Tu nombre se subía por las paredes al cielo. Y nadie podía detenerlo.
Querida mía, tu nombre crecía, se volvía ilegible, lejano, desconocido. No era el tuyo, era otro. Era el mío, el de alguien que no conocés. Era el de todos los que acompañaron poniendo sus hombros y el de todas las que con miedo pasamos la mano por allí.
Yo no puedo decir tu nombre pero vi cómo se montó sin permiso a las barreras y de allí en más ya nadie pudo mancharlo. Yo vi cómo se lavaba con la lluvia, con el agua de tus ojos, de los míos.
Yo vi tu nombre crecer en la mañana. Vi el recorte de la luz sobre tu cara invisible. Yo fui tan tuya ese día, tan de nadie, tan imposible y sola. Tan sin miedo. Tan potente y desgarrada como la luz que se llevó las letras de tu nombre para siempre. Para estar, sorpresivamente, en nuestro siempre.

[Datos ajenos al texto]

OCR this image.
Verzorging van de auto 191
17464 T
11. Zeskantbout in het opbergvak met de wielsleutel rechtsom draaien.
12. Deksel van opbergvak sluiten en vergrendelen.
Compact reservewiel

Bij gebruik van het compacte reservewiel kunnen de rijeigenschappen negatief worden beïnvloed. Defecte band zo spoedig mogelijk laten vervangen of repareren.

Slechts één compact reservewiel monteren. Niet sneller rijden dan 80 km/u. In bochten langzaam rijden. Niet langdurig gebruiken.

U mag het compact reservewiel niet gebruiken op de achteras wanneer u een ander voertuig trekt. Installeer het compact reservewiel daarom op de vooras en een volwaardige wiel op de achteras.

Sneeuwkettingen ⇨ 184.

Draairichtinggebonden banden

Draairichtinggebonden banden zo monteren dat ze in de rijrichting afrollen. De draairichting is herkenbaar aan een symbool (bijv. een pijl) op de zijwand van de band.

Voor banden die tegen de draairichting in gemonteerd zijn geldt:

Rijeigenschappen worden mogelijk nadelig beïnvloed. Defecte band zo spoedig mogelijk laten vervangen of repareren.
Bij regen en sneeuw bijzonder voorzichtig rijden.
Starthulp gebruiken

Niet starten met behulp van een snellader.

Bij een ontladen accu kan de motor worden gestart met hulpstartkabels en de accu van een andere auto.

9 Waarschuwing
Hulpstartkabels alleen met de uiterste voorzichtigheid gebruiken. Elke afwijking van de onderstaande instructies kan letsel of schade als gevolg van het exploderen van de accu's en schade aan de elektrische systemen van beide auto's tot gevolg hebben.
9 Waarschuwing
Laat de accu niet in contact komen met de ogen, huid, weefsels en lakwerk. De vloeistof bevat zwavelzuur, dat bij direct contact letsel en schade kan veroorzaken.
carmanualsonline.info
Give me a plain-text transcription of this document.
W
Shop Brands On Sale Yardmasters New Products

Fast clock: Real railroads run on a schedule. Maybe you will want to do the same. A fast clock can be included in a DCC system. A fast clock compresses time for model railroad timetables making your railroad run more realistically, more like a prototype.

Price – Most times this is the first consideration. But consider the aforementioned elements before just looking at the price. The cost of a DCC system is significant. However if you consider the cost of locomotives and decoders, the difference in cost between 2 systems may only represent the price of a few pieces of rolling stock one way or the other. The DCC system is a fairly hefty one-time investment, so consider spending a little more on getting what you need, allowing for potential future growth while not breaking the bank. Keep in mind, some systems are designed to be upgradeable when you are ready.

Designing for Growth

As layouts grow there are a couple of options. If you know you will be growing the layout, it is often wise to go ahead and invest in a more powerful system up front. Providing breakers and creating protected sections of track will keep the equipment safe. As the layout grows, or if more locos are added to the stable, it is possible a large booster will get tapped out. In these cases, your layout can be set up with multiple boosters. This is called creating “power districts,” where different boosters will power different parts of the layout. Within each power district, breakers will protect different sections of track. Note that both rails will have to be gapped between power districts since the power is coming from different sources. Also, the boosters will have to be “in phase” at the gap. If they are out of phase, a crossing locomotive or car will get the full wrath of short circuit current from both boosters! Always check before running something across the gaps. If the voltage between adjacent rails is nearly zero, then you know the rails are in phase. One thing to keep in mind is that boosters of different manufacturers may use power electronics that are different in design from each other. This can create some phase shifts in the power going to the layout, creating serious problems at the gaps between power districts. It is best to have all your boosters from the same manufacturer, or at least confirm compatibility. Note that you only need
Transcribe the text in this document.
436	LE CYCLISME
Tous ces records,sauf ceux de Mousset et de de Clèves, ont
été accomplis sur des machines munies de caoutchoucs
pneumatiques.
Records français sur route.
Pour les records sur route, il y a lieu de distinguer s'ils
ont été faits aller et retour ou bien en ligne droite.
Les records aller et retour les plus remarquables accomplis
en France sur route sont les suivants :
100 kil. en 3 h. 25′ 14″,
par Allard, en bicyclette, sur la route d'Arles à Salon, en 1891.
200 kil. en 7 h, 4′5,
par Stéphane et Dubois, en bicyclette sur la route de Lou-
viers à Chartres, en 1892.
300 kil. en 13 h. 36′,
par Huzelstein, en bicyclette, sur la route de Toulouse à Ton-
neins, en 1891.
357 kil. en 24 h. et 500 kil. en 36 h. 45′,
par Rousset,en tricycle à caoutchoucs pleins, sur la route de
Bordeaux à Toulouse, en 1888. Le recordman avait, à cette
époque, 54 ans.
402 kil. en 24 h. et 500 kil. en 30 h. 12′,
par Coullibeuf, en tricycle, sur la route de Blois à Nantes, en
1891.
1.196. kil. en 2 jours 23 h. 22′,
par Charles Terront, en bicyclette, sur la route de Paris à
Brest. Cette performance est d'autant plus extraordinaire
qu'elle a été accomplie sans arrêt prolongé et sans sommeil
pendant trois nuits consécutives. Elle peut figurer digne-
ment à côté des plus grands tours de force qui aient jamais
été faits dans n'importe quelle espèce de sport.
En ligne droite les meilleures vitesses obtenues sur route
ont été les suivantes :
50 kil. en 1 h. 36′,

Tu nombre hizo esa mañana un único viaje que te llevará a un lugar en donde ya no tendrás heridas, donde nacen los amores sin condiciones, en donde viven ilusiones por siempre y las utopías son posibles. Allí las consignas son el deseo de ser y dejar vivir sin terror, sin dolor, sin injusticia.